I don’t get a suit of armor. I’m exposed, like a nerve. It’s a nightmare.
You know, I’ve got a cluster of shrapnel, trying every second to crawl its way into my heart. (points at the MINI-ARC REACTOR in his chest) This stops it. This little circle of light. It’s part of me now, not just armor. It’s a… terrible privilege.
The Avengers, written and directed by Joss Whedon
Freedom is a nebulous concept. With election season bearing down upon us, it is a word that gets bandied about. Partisan polarization and extremism have rendered the word all but meaningless in everyday communication. What is freedom? What does it mean? Freedom from what? Freedom to do what? Freedom fries, freedom fighters, and Freedom, the magazine bankrolled by The Church of Scientology focusing on “Investigative Reporting in the Public Interest.” Somewhere George Orwell is having the last laugh.
Unlike the dank swamp of political discourse, poetry is and should represent something higher and more immediate. Poetry is the “exposed nerve” Bruce Banner talks about. Despite his herculean alter ego, he wears no armor and he feels every bullet and every punch. If poetry can be equated to a superpower, it is one of ultimate vulnerability. Modern post-war poetry presents a confessional immediacy from the poet. Poets also shoulder a “terrible privilege,” to borrow Tony Stark’s description of his self-made, armored superpower suit. Liberation: New Works on Freedom from Internationally Renowned Poets, edited and introduced by Mark Ludwig, casts a wide net. Spanning the globe and ranging from amateurs to academics, Liberation seeks a poetic exploration of freedom. It is both tightly snarled together with immediate political concerns, but also approaches these same mundane practical issues with poetry. What results is a literary alchemy, akin to coal plus pressure plus heat plus time resulting in diamonds. Or grit in an oyster producing a pearl. The pain, oppression, tragedy, horror, and atrocity that seems to engulf the globe has given the world these poetic selections.
Beyond the geographic and political, these poems also range from the rhymed to free verse to more experimental forms. Formalistic variations either distance or draw in the reader. The challenge of the poet is to reverse engineer a harrowing tragic experience and turn it into an enjoyable piece. But not every poem here is tragic and despairing. Also included are poems of joy and consuming life’s simple pleasures. In participatory democracies, everyday activities we take for granted can also represent small victories in personal freedom.

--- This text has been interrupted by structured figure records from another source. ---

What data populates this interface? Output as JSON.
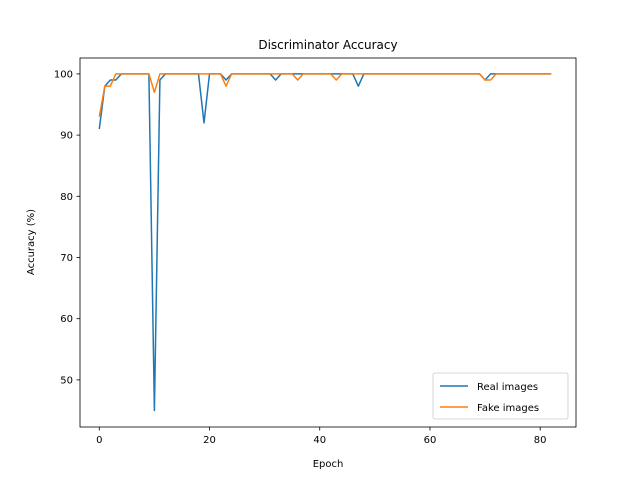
{
  "chart_data": {
    "type": "line",
    "title": "Discriminator Accuracy",
    "xlabel": "Epoch",
    "ylabel": "Accuracy (%)",
    "xlim": [
      -3.5,
      86.5
    ],
    "ylim": [
      42.3,
      102.6
    ],
    "xticks": [
      0,
      20,
      40,
      60,
      80
    ],
    "yticks": [
      50,
      60,
      70,
      80,
      90,
      100
    ],
    "grid": false,
    "legend_position": "lower-right",
    "series": [
      {
        "name": "Real images",
        "color": "#1f77b4",
        "x": [
          0,
          1,
          2,
          3,
          4,
          5,
          6,
          7,
          8,
          9,
          10,
          11,
          12,
          13,
          14,
          15,
          16,
          17,
          18,
          19,
          20,
          21,
          22,
          23,
          24,
          25,
          26,
          27,
          28,
          29,
          30,
          31,
          32,
          33,
          34,
          35,
          36,
          37,
          38,
          39,
          40,
          41,
          42,
          43,
          44,
          45,
          46,
          47,
          48,
          49,
          50,
          51,
          52,
          53,
          54,
          55,
          56,
          57,
          58,
          59,
          60,
          61,
          62,
          63,
          64,
          65,
          66,
          67,
          68,
          69,
          70,
          71,
          72,
          73,
          74,
          75,
          76,
          77,
          78,
          79,
          80,
          81,
          82
        ],
        "y": [
          91,
          98,
          99,
          99,
          100,
          100,
          100,
          100,
          100,
          100,
          45,
          99,
          100,
          100,
          100,
          100,
          100,
          100,
          100,
          92,
          100,
          100,
          100,
          99,
          100,
          100,
          100,
          100,
          100,
          100,
          100,
          100,
          99,
          100,
          100,
          100,
          100,
          100,
          100,
          100,
          100,
          100,
          100,
          100,
          100,
          100,
          100,
          98,
          100,
          100,
          100,
          100,
          100,
          100,
          100,
          100,
          100,
          100,
          100,
          100,
          100,
          100,
          100,
          100,
          100,
          100,
          100,
          100,
          100,
          100,
          99,
          100,
          100,
          100,
          100,
          100,
          100,
          100,
          100,
          100,
          100,
          100,
          100
        ]
      },
      {
        "name": "Fake images",
        "color": "#ff7f0e",
        "x": [
          0,
          1,
          2,
          3,
          4,
          5,
          6,
          7,
          8,
          9,
          10,
          11,
          12,
          13,
          14,
          15,
          16,
          17,
          18,
          19,
          20,
          21,
          22,
          23,
          24,
          25,
          26,
          27,
          28,
          29,
          30,
          31,
          32,
          33,
          34,
          35,
          36,
          37,
          38,
          39,
          40,
          41,
          42,
          43,
          44,
          45,
          46,
          47,
          48,
          49,
          50,
          51,
          52,
          53,
          54,
          55,
          56,
          57,
          58,
          59,
          60,
          61,
          62,
          63,
          64,
          65,
          66,
          67,
          68,
          69,
          70,
          71,
          72,
          73,
          74,
          75,
          76,
          77,
          78,
          79,
          80,
          81,
          82
        ],
        "y": [
          93,
          98,
          98,
          100,
          100,
          100,
          100,
          100,
          100,
          100,
          97,
          100,
          100,
          100,
          100,
          100,
          100,
          100,
          100,
          100,
          100,
          100,
          100,
          98,
          100,
          100,
          100,
          100,
          100,
          100,
          100,
          100,
          100,
          100,
          100,
          100,
          99,
          100,
          100,
          100,
          100,
          100,
          100,
          99,
          100,
          100,
          100,
          100,
          100,
          100,
          100,
          100,
          100,
          100,
          100,
          100,
          100,
          100,
          100,
          100,
          100,
          100,
          100,
          100,
          100,
          100,
          100,
          100,
          100,
          100,
          99,
          99,
          100,
          100,
          100,
          100,
          100,
          100,
          100,
          100,
          100,
          100,
          100
        ]
      }
    ]
  }
}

This year marks the 75th anniversary of the liberation from the Nazi concentration camps and the end of the Second World War. Mark Ludwig, who edits and introduces this poetry collection, “is the founding executive director of the Terezín Music Foundation (TMF), dedicated to preserving and performing the musical legacy of composers imprisoned in the Terezín concentration camp and all artists lost in the Holocaust.” This collection aims to dispel the oft-quoted (and misquoted) saying from philosopher Theodore Adorno, “Writing poetry after Auschwitz is barbaric.” (The well-known variation being “There is no poetry after Auschwitz.”) Unfortunately, even the scope, singularity, and sadism of the Holocaust now seems like a nexus where future barbarities bloomed, whether in Soviet gulags, CIA black sites, and the torture chambers of US allies. One can also add the victims of cartel violence, whether in Colombia or Mexico, and the periodic spats of bloodletting that characterizes the Israelis and Palestinians murdering each other over yards of desolate desert real estate. When one dwells on these everyday atrocities or watches the evening news, the only response seems apocalyptic despair. The only sane sensible thing seems to be give up.
Yet poetry offers a respite, a chance to re-balance the scales, if only from a highly personal perspective. Percy Bysshe Shelley once said, “Poets are the unrecognized legislators of the world.” Probably why every regime, whether democratic, communist, fascist, monarchist, or theocratic, has sought to silence, censor, or kill poets who don’t follow and obey with an unthinking, unblinking, animalistic obedience. Sometimes these rebellions happen with direct poetic attacks on the oppressors. At other times, it is a single poet writing about his or her daily experiences with a tenacious honesty.
An anonymous Afghani woman poet wrote: “When sisters sit together, they always praise their brothers./When brothers sit together, they sell their sisters to others.” (Translated from the Pashto by Eliza Griswold.)
Liberation also contains poetry by world renowned American poets like Robert Pinsky, Rita Dove, and Yusef Komunyakaa, in addition to a constellation of foreign language poets less well known to an American readership. This volume of new original poetry is a timely rumination on the concept of freedom. Unlike scientific discoveries that yield answers to questions, “What is freedom?” (and also, “What does it mean to be free?”) are questions that require us to re-think and re-answer them every day.